Now that I am in grad school studying reconciliation and intercultural studies, people want me to share and speak on Indigenous Peoples Day without properly compensating me for the work that I do. Not only do they expect me to do it for free, they expect me to recount all of the difficulties and struggles of being Indigneous when I would rather share stories of Indigenous joy, love and thriving. With this also comes misinformed questions or assumptions about me and the people I come from. I get the sadly typical responses like, “My great grandmother was Cherokee” or “I took an ancestry test and it came back that I am (insert random percentage) Native!” The people sharing these things with me often do not see the issues behind their statements. They think it is a form of connection, and I see it as a form of erasure.
Then, after I go through those conversations, at the end of October is Halloween, where I inevitably have to witness people appropriating Native culture by wearing cringy costumes that perpetuate harmful stereotypes. Just last year, I was scrolling social media when I saw a white woman I know wearing a Pocahontas costume. She was vehemently defending herself in the comment section, claiming that she had Native friends who told her it was okay and was “honoring” Indigenous culture. Every Halloween, without fail, I witness something similar. After all of that, we still have the Thanksgiving holiday in November where a false narrative about pilgrims and Natives continues to be told. In all of these moments, I feel not just uncomfortable, but twinges of shame.
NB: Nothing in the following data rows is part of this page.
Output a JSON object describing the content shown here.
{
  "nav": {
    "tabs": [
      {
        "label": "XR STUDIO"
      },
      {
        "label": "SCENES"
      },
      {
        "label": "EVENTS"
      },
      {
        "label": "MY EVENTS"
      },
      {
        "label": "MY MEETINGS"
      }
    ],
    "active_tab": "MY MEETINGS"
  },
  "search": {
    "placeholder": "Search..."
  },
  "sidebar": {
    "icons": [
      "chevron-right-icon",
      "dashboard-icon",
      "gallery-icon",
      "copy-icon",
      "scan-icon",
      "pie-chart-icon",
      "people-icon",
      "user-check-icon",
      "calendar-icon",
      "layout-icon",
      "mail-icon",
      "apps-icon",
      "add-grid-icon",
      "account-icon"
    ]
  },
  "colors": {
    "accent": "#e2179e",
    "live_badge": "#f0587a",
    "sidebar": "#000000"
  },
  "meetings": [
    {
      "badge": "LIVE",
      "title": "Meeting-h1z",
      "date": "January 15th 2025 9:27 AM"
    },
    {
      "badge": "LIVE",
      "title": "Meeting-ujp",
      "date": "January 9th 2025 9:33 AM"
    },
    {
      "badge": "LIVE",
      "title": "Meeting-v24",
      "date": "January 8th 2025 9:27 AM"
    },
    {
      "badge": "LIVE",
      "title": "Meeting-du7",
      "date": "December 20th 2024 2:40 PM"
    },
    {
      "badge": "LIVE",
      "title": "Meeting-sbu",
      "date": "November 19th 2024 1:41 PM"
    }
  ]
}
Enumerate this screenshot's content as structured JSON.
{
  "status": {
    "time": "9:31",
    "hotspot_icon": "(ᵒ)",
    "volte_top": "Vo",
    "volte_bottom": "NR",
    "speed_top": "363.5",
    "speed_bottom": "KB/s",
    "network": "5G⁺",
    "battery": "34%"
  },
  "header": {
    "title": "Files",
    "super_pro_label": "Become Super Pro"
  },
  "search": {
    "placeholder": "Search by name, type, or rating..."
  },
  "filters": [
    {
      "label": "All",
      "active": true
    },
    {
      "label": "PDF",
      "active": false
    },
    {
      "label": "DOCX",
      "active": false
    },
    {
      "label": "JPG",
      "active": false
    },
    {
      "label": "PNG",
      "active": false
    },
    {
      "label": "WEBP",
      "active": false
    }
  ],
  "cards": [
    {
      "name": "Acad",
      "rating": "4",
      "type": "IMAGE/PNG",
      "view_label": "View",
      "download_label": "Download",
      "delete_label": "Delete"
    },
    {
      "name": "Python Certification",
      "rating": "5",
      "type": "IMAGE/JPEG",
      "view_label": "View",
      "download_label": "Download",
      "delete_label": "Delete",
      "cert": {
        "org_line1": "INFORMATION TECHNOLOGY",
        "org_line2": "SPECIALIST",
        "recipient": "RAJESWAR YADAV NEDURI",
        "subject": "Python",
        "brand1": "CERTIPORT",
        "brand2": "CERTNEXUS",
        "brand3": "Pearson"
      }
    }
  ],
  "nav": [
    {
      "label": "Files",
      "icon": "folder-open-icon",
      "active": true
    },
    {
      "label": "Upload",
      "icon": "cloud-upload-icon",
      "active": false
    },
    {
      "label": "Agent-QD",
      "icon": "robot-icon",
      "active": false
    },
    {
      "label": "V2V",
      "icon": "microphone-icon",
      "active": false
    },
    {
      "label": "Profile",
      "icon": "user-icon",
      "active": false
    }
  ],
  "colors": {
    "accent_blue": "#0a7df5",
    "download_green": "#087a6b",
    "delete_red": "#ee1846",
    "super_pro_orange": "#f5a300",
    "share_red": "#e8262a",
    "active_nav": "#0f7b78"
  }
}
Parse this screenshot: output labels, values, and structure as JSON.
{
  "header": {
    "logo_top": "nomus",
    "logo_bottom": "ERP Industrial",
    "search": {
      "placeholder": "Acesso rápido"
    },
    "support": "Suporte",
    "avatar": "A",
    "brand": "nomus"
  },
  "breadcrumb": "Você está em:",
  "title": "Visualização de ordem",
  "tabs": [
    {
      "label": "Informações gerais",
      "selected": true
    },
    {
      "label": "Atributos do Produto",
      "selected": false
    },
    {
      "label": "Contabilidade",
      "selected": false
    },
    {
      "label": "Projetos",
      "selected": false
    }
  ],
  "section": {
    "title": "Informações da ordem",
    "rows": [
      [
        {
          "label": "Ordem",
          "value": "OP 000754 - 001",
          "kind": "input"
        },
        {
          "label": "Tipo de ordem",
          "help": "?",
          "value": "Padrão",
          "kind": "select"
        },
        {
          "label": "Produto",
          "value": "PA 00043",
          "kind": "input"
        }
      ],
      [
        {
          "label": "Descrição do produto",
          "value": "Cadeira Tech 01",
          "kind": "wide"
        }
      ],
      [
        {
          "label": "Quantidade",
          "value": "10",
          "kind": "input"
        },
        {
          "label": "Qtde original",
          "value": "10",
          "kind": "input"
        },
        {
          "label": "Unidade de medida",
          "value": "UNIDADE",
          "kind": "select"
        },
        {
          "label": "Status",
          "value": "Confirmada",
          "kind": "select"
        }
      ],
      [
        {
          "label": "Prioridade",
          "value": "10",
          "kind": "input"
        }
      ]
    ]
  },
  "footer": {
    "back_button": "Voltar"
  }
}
To inhabit an Indigneous body in a culture that does not honor Native Americans is sometimes unbearable. I find myself having to gear up for the fall season because of the widely circulated misinformation about Indingeous peoples. I have to remind others that Indigenous culture is not a monolith, that there are around 600 different tribes in the United States alone that have very different cultures, practices and beliefs. I also have to remind people not to believe what they have seen in the media about Indigenous people because we are not often represented well.
I have to remind others that Indigenous people are still here, that we are living, breathing beings who have not only have historically been mistreated, but continue to be harmed by the dominant culture. After all that, I still have to remind myself to be proud of who I am – a member of the Winnebago tribe and of beautiful, resilient people.